Results are summarized in Table 1, where the two above-mentioned measures are compared with other measures which are frequently used to evaluate the accuracy of a classifier, namely: the proportion of data points in the main diagonal of the confusion matrix; the Rand index and the confusion entropy index (Wei et al. 2010). In order to assess reliability of the three classifiers we used the approach explained in Sect. 3. Firstly, we re-trained each classifier on 100 resampled versions of the training set. Next, we used the 100 confusion matrices obtained from each sample as inputs for the two considered accuracy indexes. Finally, we computed the convex hull \(\mathcal{C}\) of the area defined by the values of two indexes obtained over the 100 runs as a measure of reliability.

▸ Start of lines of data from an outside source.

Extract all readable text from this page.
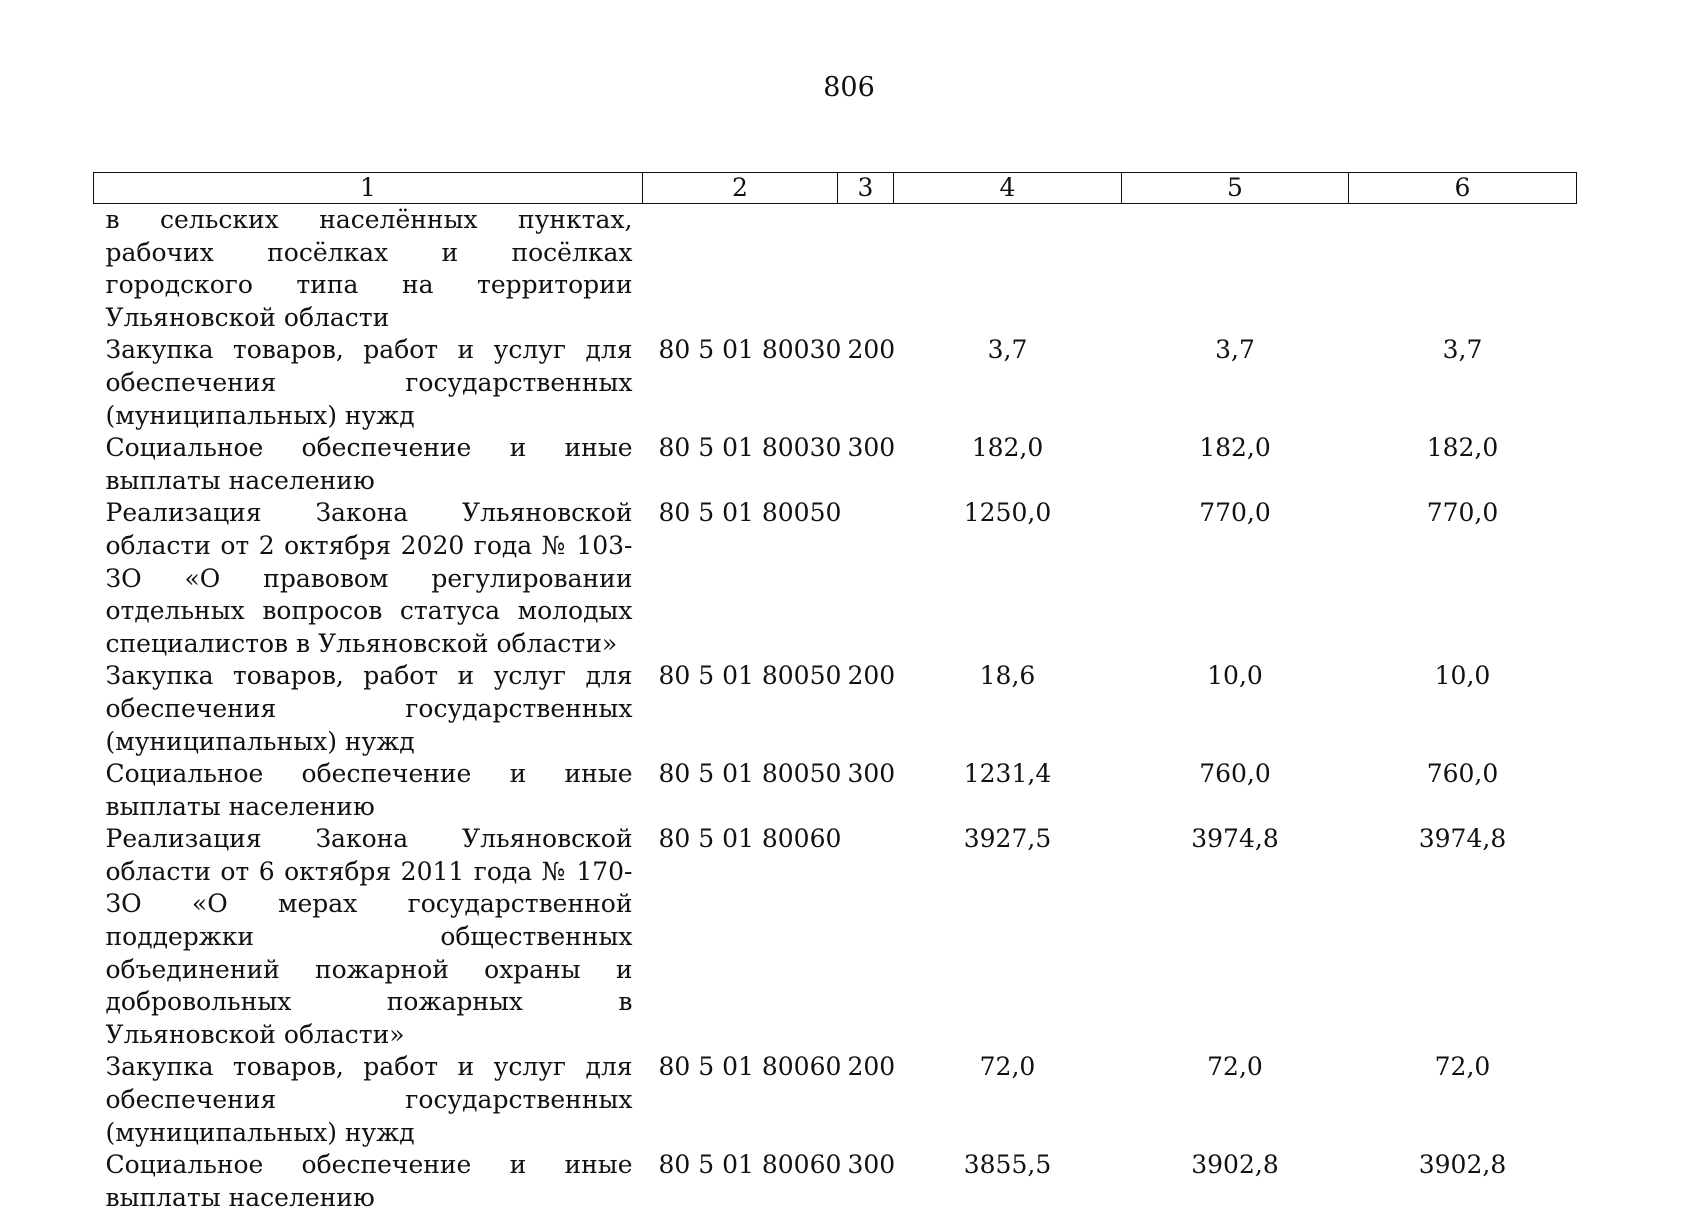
806
1	2	3	4	5	6
в сельских населённых пунктах, рабочих посёлках и посёлках городского типа на территории Ульяновской области					
Закупка товаров, работ и услуг для обеспечения государственных (муниципальных) нужд	80 5 01 80030	200	3,7	3,7	3,7
Социальное обеспечение и иные выплаты населению	80 5 01 80030	300	182,0	182,0	182,0
Реализация Закона Ульяновской области от 2 октября 2020 года № 103-ЗО «О правовом регулировании отдельных вопросов статуса молодых специалистов в Ульяновской области»	80 5 01 80050		1250,0	770,0	770,0
Закупка товаров, работ и услуг для обеспечения государственных (муниципальных) нужд	80 5 01 80050	200	18,6	10,0	10,0
Социальное обеспечение и иные выплаты населению	80 5 01 80050	300	1231,4	760,0	760,0
Реализация Закона Ульяновской области от 6 октября 2011 года № 170-ЗО «О мерах государственной поддержки общественных объединений пожарной охраны и добровольных пожарных в Ульяновской области»	80 5 01 80060		3927,5	3974,8	3974,8
Закупка товаров, работ и услуг для обеспечения государственных (муниципальных) нужд	80 5 01 80060	200	72,0	72,0	72,0
Социальное обеспечение и иные выплаты населению	80 5 01 80060	300	3855,5	3902,8	3902,8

Table 1 Accuracy and reliability results for the Random Forest (RF), Support Vector Machine (SVM), and CART-like recursive partitioning classifiers

As it is possible to note from both Table 1 and Fig. 1, Random Forest is the best classifier in this example with respect to accuracy. In fact, it has both the highest classification accuracy (0.833) and the highest similarity in distribution (0.952). In contrast, the most reliable classifier is SVM as it provides the smallest convex hull area (\(\mathcal{C} = 0.155\)). As expected, CART has to be considered as the worst one for both accuracy and reliability.

Fig. 1
figure 1

Accuracy and reliability of the Random Forests, Support Vector Machines, and CART-like recursive partitioning classifiers. The triangles correspond to the cost-sensitive (model-based) weighted classification index and the similarity in distribution index obtained from the original data, whereas the stars are values of the same indices obtained on resampled versions of the original data. Reliability is measured through the convex hull of the area defined by each set of points

5 Concluding Remarks

Cost-sensitive classification is one of the mainstream research topics in data mining and machine learning that induces models from data with an unbalanced class distribution and impacts by quantifying and tackling the unbalance. In this paper a bivariate index based on a model-based accuracy measure and a similarity in distribution measure has been introduced. In addition, classifier performance reliability is also considered by computing the convex hull of the set of points in the two-dimensional space defined by the values of the above-mentioned bivariate index computed on resampled versions of the original data. Results obtained for a real data classification problem involving botanic seeds provide evidence about the effectiveness of the proposed approach, since they confirm the expectation that less accurate and less reliable classifiers (CART-like recursive partitioning) do not outperform more robust and accurate ones (SVM and Random Forest). Future research efforts will be directed to the identification and computation of other possible dimensions of accuracy and reliability (like those mentioned in Sect. 1). In addition, following the approach proposed in Müssell et al. (2012), the proposed measures will be framed within the context of Pareto dominance through the visualization of the relative Pareto fronts. Next, our method for measuring cost-sensitive classification accuracy and reliability will be tested on several datasets, with particular attention to multi-class learning problems characterized by an unbalanced distribution of the response classes and/or a reduced data size.